No it isn't, mostly because that "or else" clause has enormously different connotations when its the IRS asking for your taxes vs a mugger asking for your wallet.

They both end with "or else we'll shoot you", the IRS just prefaces it with "...or else pay even more money or else go to jail..." before they get to the "...or else we'll shoot you part". But you're still presented with a choice: pay up, pay up more, get abducted and locked up, or if you refuse any of those, get shot. All laws are ultimately backed by "...or else we'll shoot you." (Which doesn't make them unjust; some things are worth shooting people over, just like sometimes stealing is excusable).

Taxation isn't considered "wrongful" (well, outside of libertarian rhetoric) and therefore by definition, isn't theft regardless of anything else -- even when a greedy monarch uses the money for entirely self-serving purposes.

If the only distinction you make between "taxation" and "theft" is that one is considered wrong and the other isn't, you're basically conceding my entire point. It's the same act, just considered acceptable when one party does it (and given a special name then), and not when any other does.

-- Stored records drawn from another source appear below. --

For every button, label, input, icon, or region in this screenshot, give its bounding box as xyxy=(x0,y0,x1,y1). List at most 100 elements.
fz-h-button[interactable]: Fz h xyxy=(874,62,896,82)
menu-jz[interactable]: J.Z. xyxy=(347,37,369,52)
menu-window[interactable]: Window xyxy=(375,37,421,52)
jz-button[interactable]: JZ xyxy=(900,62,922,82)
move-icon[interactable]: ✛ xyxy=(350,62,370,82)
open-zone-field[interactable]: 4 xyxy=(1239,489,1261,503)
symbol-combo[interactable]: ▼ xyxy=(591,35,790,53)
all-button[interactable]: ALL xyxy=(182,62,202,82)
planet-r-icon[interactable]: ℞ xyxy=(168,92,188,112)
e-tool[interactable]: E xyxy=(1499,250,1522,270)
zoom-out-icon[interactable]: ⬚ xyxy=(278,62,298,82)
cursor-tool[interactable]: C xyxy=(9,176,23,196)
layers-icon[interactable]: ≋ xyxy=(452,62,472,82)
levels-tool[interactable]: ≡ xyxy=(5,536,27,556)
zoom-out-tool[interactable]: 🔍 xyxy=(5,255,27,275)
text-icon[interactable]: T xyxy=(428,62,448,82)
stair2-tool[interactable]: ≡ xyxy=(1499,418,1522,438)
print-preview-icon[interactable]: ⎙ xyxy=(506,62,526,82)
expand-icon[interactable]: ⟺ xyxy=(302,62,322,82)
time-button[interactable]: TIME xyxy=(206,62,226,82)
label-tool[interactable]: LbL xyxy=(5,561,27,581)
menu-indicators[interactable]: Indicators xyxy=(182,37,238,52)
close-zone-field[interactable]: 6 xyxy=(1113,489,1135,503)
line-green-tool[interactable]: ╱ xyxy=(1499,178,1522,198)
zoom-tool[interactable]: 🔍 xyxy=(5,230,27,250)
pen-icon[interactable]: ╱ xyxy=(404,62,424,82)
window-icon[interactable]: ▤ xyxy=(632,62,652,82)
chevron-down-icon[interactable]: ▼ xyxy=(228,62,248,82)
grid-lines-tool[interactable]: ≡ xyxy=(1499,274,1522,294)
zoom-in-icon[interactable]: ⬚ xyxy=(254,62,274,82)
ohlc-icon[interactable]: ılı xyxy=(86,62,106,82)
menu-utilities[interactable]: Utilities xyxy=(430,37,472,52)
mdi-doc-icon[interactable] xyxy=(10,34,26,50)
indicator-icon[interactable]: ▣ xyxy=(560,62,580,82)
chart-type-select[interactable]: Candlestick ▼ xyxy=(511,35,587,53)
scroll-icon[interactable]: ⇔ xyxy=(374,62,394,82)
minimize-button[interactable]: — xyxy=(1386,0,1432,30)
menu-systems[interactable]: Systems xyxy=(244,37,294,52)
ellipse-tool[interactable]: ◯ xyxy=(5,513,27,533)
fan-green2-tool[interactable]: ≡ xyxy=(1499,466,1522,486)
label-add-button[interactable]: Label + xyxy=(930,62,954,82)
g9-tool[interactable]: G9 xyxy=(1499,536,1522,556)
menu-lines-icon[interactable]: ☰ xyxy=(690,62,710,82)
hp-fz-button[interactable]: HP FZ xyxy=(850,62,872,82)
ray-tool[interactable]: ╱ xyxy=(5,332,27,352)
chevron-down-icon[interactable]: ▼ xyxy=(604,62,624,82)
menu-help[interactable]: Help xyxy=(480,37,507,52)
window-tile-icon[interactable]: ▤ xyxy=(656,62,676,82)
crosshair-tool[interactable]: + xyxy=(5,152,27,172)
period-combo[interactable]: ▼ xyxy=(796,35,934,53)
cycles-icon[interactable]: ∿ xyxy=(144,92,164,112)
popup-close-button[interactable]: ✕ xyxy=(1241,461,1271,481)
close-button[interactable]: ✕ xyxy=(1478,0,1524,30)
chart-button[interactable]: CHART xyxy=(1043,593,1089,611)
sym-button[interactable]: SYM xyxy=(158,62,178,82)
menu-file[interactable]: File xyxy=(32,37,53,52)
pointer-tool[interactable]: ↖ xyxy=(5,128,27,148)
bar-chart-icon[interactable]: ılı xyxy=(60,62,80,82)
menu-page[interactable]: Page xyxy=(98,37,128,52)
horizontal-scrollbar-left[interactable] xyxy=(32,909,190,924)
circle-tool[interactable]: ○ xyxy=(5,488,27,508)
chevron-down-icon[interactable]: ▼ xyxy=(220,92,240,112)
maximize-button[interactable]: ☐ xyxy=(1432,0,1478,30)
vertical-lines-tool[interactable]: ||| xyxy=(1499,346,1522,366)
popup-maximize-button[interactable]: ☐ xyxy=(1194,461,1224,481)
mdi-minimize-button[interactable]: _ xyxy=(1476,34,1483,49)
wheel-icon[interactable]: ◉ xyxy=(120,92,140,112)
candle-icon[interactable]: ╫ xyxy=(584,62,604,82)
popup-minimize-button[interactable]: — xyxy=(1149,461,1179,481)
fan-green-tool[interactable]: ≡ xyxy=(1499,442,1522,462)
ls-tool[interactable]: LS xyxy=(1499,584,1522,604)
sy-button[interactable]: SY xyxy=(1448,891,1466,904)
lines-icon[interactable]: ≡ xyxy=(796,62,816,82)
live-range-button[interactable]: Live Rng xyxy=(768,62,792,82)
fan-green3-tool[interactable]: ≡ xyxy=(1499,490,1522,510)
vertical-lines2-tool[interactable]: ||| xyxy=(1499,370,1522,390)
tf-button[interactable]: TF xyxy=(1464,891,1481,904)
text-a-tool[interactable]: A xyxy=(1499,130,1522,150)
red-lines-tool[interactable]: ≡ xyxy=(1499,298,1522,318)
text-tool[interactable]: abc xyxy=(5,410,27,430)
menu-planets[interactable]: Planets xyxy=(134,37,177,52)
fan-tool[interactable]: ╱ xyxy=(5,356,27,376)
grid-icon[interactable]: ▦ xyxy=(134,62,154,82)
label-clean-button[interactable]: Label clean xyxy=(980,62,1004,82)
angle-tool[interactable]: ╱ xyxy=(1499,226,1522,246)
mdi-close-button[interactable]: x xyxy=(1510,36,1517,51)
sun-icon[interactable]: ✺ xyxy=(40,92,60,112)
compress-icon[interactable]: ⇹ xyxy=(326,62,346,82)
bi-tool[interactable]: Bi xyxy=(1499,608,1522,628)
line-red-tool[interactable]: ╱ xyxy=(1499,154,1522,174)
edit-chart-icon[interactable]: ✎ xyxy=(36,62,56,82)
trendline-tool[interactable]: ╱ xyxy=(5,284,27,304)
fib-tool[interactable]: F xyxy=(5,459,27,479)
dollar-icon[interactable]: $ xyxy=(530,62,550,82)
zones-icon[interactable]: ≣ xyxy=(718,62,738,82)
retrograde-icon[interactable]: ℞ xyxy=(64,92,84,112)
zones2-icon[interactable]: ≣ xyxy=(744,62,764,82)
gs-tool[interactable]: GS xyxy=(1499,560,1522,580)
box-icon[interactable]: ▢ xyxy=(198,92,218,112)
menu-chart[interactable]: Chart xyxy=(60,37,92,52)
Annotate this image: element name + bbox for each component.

When the mafia shakes down businesses for "protection" money and is so powerful that they basically control the entire goings-on of a neighborhood, they have effectively become a government, and the money they demand from people has become a tax. If the mafia gradually turns nice and starts polling people to decide on who to put in charge of what neighborhood and even doing genuinely good things for the neighborhood, it never changes the fact that they're still the mafia shaking people down for money. It's certainly better if they do it in a nice way like that, but the underlying reality is still the same.

Of course it helps that the government (monarch or otherwise) who collects the taxes also defines "wrongful." That's part of why the US was founded with strong checks and balances against too much concentration of power -- they knew how England operated and didn't really like the prospect. Hell excessive taxation was no small part of why the US broke ties with the mother country in the first place.

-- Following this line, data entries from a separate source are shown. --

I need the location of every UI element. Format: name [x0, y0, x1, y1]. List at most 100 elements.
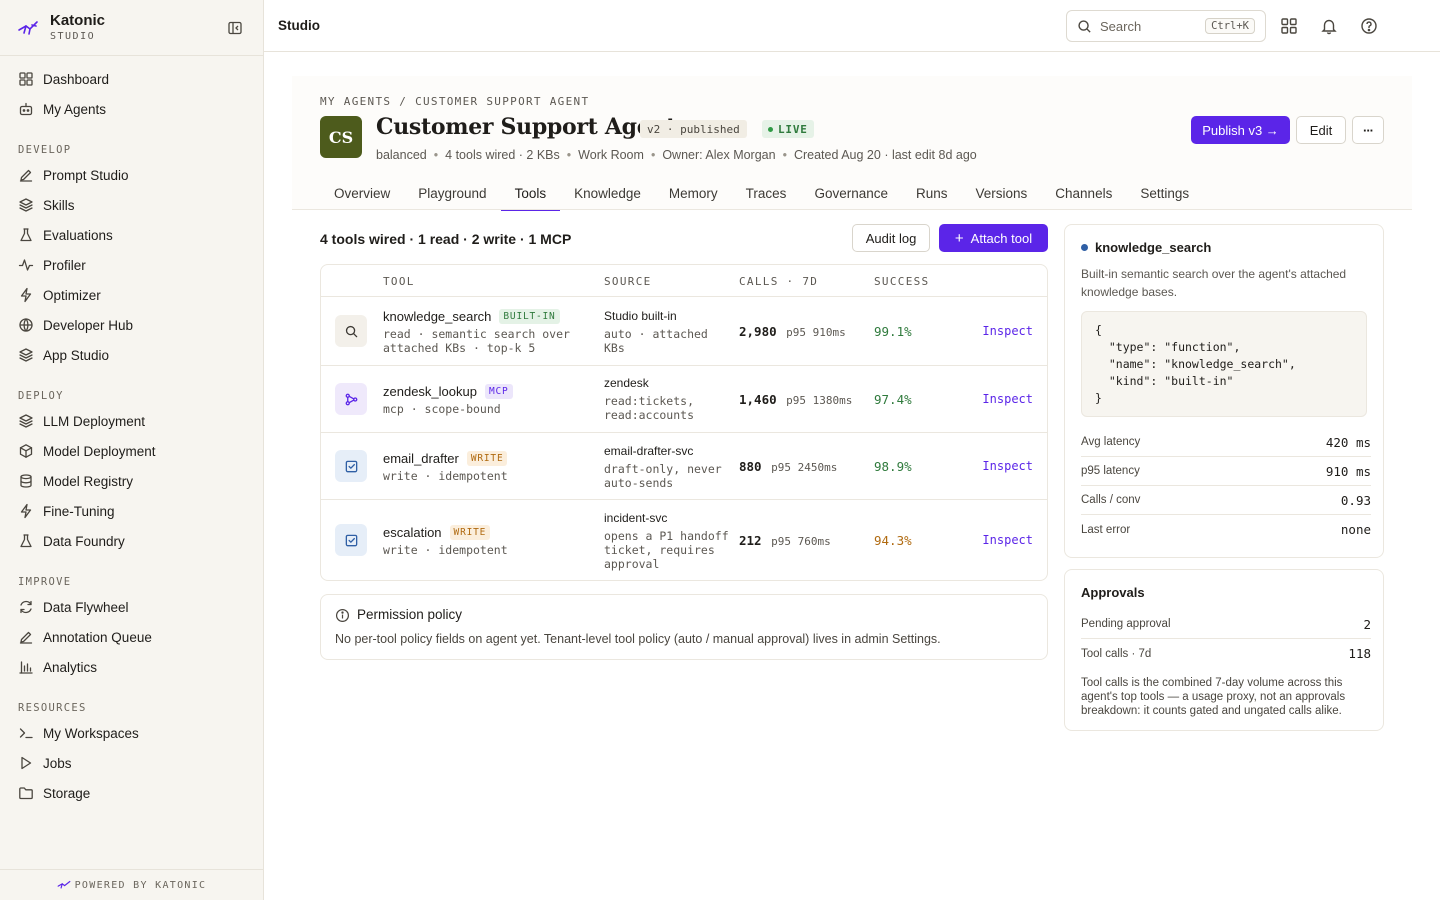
bolt-icon: [20, 503, 32, 519]
tool-source-detail: opens a P1 handoff ticket, requires appr…: [604, 529, 729, 571]
sidebar-collapse-icon[interactable]: [227, 20, 243, 36]
tab-traces[interactable]: Traces: [732, 176, 801, 210]
sidebar-item-my-agents[interactable]: My Agents: [0, 94, 263, 124]
sidebar-item-prompt-studio[interactable]: Prompt Studio: [0, 160, 263, 190]
sidebar-item-annotation-queue[interactable]: Annotation Queue: [0, 622, 263, 652]
sidebar-item-llm-deployment[interactable]: LLM Deployment: [0, 406, 263, 436]
sidebar-nav: Dashboard My Agents DEVELOP Prompt Studio Sk…: [0, 56, 263, 808]
stat-label: Avg latency: [1081, 436, 1141, 448]
table-row[interactable]: email_drafter WRITE write · idempotent emai…: [321, 433, 1047, 500]
inspect-link[interactable]: Inspect: [982, 392, 1033, 406]
help-icon[interactable]: [1360, 17, 1378, 35]
sidebar-item-developer-hub[interactable]: Developer Hub: [0, 310, 263, 340]
sidebar-item-model-deployment[interactable]: Model Deployment: [0, 436, 263, 466]
brand: Katonic STUDIO: [0, 0, 263, 56]
inspect-link[interactable]: Inspect: [982, 533, 1033, 547]
stat-label: Calls / conv: [1081, 494, 1141, 506]
topbar: Studio Search Ctrl+K: [264, 0, 1440, 52]
detail-description: Built-in semantic search over the agent'…: [1081, 267, 1347, 299]
sidebar-item-label: Evaluations: [43, 227, 113, 243]
tab-playground[interactable]: Playground: [404, 176, 500, 210]
tools-table: TOOL SOURCE CALLS · 7D SUCCESS knowledge…: [320, 264, 1048, 581]
sidebar-item-analytics[interactable]: Analytics: [0, 652, 263, 682]
tab-runs[interactable]: Runs: [902, 176, 962, 210]
sidebar-item-label: Data Foundry: [43, 533, 125, 549]
table-row[interactable]: knowledge_search BUILT-IN read · semantic …: [321, 297, 1047, 366]
search-icon: [345, 325, 357, 337]
tab-channels[interactable]: Channels: [1041, 176, 1126, 210]
audit-log-button[interactable]: Audit log: [852, 224, 930, 252]
edit-button[interactable]: Edit: [1296, 116, 1346, 144]
sidebar-item-label: Annotation Queue: [43, 629, 152, 645]
meta-separator: •: [782, 148, 787, 162]
tab-memory[interactable]: Memory: [655, 176, 732, 210]
calls-p95: p95 2450ms: [771, 461, 838, 474]
sidebar-item-jobs[interactable]: Jobs: [0, 748, 263, 778]
tool-success-rate: 94.3%: [874, 533, 912, 548]
tool-source-detail: draft-only, never auto-sends: [604, 462, 722, 490]
robot-icon: [19, 102, 33, 116]
sidebar-item-data-foundry[interactable]: Data Foundry: [0, 526, 263, 556]
edit-icon: [19, 631, 33, 644]
table-row[interactable]: zendesk_lookup MCP mcp · scope-bound zendes…: [321, 366, 1047, 433]
search-shortcut: Ctrl+K: [1205, 18, 1255, 34]
tool-tag: WRITE: [449, 525, 491, 540]
tool-calls: 2,980 p95 910ms: [739, 324, 846, 339]
share-nodes-icon: [345, 393, 357, 405]
layers-icon: [19, 198, 33, 212]
stat-value: 420 ms: [1325, 434, 1371, 450]
tool-name-label: email_drafter: [383, 451, 459, 466]
brand-name: Katonic: [50, 11, 106, 29]
sidebar-item-fine-tuning[interactable]: Fine-Tuning: [0, 496, 263, 526]
sidebar-item-app-studio[interactable]: App Studio: [0, 340, 263, 370]
table-row[interactable]: escalation WRITE write · idempotent inciden…: [321, 500, 1047, 580]
sidebar-item-model-registry[interactable]: Model Registry: [0, 466, 263, 496]
tool-description: mcp · scope-bound: [383, 402, 501, 416]
sidebar-item-label: Model Registry: [43, 473, 134, 489]
tab-settings[interactable]: Settings: [1126, 176, 1203, 210]
database-icon: [20, 474, 32, 488]
grid-icon: [19, 72, 33, 86]
sidebar-item-dashboard[interactable]: Dashboard: [0, 64, 263, 94]
tab-versions[interactable]: Versions: [962, 176, 1042, 210]
inspect-link[interactable]: Inspect: [982, 459, 1033, 473]
tab-governance[interactable]: Governance: [800, 176, 902, 210]
publish-button[interactable]: Publish v3 →: [1191, 116, 1290, 144]
sidebar-item-skills[interactable]: Skills: [0, 190, 263, 220]
tab-tools[interactable]: Tools: [500, 176, 561, 211]
tab-knowledge[interactable]: Knowledge: [560, 176, 655, 210]
meta-separator: •: [433, 148, 439, 162]
tool-name: zendesk_lookup MCP: [383, 384, 513, 399]
apps-grid-icon[interactable]: [1280, 17, 1298, 35]
sidebar-item-label: App Studio: [43, 347, 110, 363]
sidebar-section-improve: IMPROVE: [18, 576, 72, 588]
agent-tabs: Overview Playground Tools Knowledge Memory Tr…: [320, 176, 1203, 211]
policy-title: Permission policy: [357, 607, 463, 622]
footer-text: POWERED BY KATONIC: [74, 879, 207, 891]
sidebar-item-my-workspaces[interactable]: My Workspaces: [0, 718, 263, 748]
tool-source: incident-svc: [604, 511, 668, 525]
sidebar-item-profiler[interactable]: Profiler: [0, 250, 263, 280]
sidebar-item-optimizer[interactable]: Optimizer: [0, 280, 263, 310]
layers-icon: [19, 414, 33, 428]
more-menu-button[interactable]: ···: [1352, 116, 1384, 144]
stat-label: Last error: [1081, 523, 1131, 536]
tool-source: zendesk: [604, 376, 649, 390]
sidebar-item-data-flywheel[interactable]: Data Flywheel: [0, 592, 263, 622]
globe-icon: [19, 318, 33, 332]
breadcrumb[interactable]: MY AGENTS / CUSTOMER SUPPORT AGENT: [320, 95, 589, 108]
detail-title: knowledge_search: [1081, 240, 1211, 255]
bell-icon[interactable]: [1320, 17, 1338, 35]
tab-overview[interactable]: Overview: [320, 176, 404, 210]
attach-tool-button[interactable]: + Attach tool: [939, 224, 1048, 252]
search-input[interactable]: Search Ctrl+K: [1066, 10, 1266, 42]
tool-name-label: zendesk_lookup: [383, 384, 477, 399]
inspect-link[interactable]: Inspect: [982, 324, 1033, 338]
sidebar-item-evaluations[interactable]: Evaluations: [0, 220, 263, 250]
sidebar-item-storage[interactable]: Storage: [0, 778, 263, 808]
sidebar-item-label: Fine-Tuning: [43, 503, 115, 519]
sidebar-item-label: Profiler: [43, 257, 86, 273]
column-header-calls: CALLS · 7D: [739, 274, 819, 288]
tool-icon: [335, 383, 367, 415]
tool-icon: [335, 315, 367, 347]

So if a gang robs a crowd and most of the crowd are like "nah man it's cool, we know these guys, they ask us who they want running our hoods, and like kill the foreign gangs and sometimes do cool murals and shit" then that makes it not theft? Even of the people in the crowd who are not cool with it?

And again, reemphasizing my original point: I am not arguing here for the immediate abolition of all taxes and let the pieces fall where they may, or even really for any practical change in who is taxed what to pay for what. I have pragmatic opinions on those matters, given the practical alternatives, that are probably even more progressive than yours. But when it comes down to brass tacks we're talking about a kind of theft masquerading under a different name and an aura of legitimacy, and there's just no denying that.

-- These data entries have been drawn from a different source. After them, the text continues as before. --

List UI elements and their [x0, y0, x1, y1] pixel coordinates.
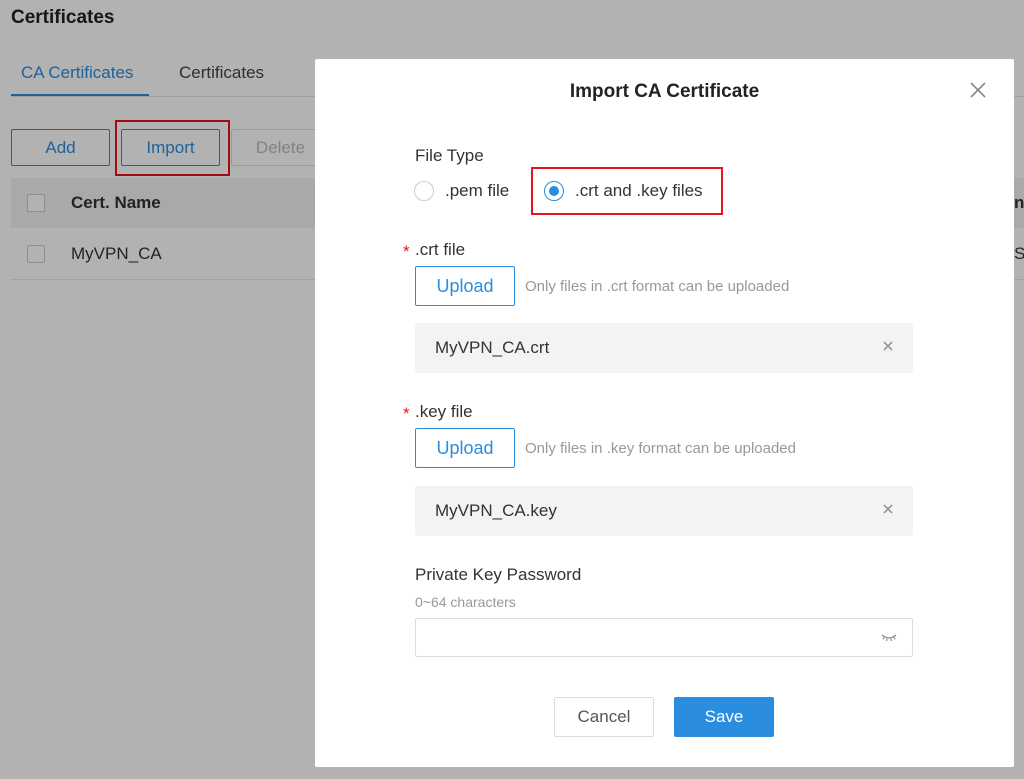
- dialog-title: Import CA Certificate: [569, 81, 760, 102]
- crt-key-highlight-box: [531, 167, 723, 215]
- key-file-label: * .key file: [403, 402, 473, 423]
- crt-file-label: * .crt file: [403, 240, 466, 261]
- key-file-name: MyVPN_CA.key: [435, 501, 557, 520]
- import-ca-certificate-dialog: Import CA Certificate File Type .pem fil…: [315, 59, 1014, 767]
- crt-file-label-text: .crt file: [415, 240, 466, 259]
- radio-pem-file-label[interactable]: .pem file: [445, 181, 509, 201]
- crt-file-item: MyVPN_CA.crt: [415, 323, 913, 373]
- crt-file-name: MyVPN_CA.crt: [435, 338, 550, 357]
- key-file-item: MyVPN_CA.key: [415, 486, 913, 536]
- save-button[interactable]: Save: [674, 697, 774, 737]
- radio-pem-file[interactable]: [414, 181, 434, 201]
- key-upload-hint: Only files in .key format can be uploade…: [525, 440, 796, 457]
- crt-upload-hint: Only files in .crt format can be uploade…: [525, 278, 790, 295]
- crt-upload-button[interactable]: Upload: [415, 266, 515, 306]
- clear-icon[interactable]: [881, 502, 895, 516]
- private-key-password-input[interactable]: [415, 618, 913, 657]
- key-file-label-text: .key file: [415, 402, 473, 421]
- eye-hidden-icon[interactable]: [880, 629, 898, 645]
- password-length-hint: 0~64 characters: [415, 594, 516, 610]
- private-key-password-label: Private Key Password: [415, 565, 582, 584]
- required-mark: *: [403, 404, 410, 423]
- close-icon[interactable]: [968, 80, 988, 100]
- clear-icon[interactable]: [881, 339, 895, 353]
- file-type-label: File Type: [415, 146, 484, 165]
- key-upload-button[interactable]: Upload: [415, 428, 515, 468]
- cancel-button[interactable]: Cancel: [554, 697, 654, 737]
- required-mark: *: [403, 242, 410, 261]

Comment Re:"Toxic" comments huh? (Score 1) 195

The only way you legally prevent anyone from doing anything is to threaten them with consequences for doing so. Every law is a statement to the effect that "if you do X we will do Y to you in retaliation" (where "Y" is usually "fine you money or else put you in jail or else or shoot you"). The consequences are the prevention.

In light of which the example I gave was actually a bad one. In many respects you are not free, even in the meaningless "if you accept the consequences" sense, to rob an armored car, because it's not just threat of consequences that keep the contents of armored cars safe. Unless you attempt the robbery at just the right moment, odds are that you simply will not be physically able to get into it even if the guards stand around doing nothing. That's why it's armored.

A better example would be: you are not free to kick an innocent child in the head. Nothing will physically prevent you from doing so, but you will face consequences as a result of doing so, some of which constitute the legal prohibition on doing so. The fact that people will drag you off to jail for doing it (or shoot you if you resist that) -- those consequences -- is what makes you not free to kick a kid in the face. If there weren't any such consequences, you would be free to do so. It's the precisely the consequences that limit the freedom.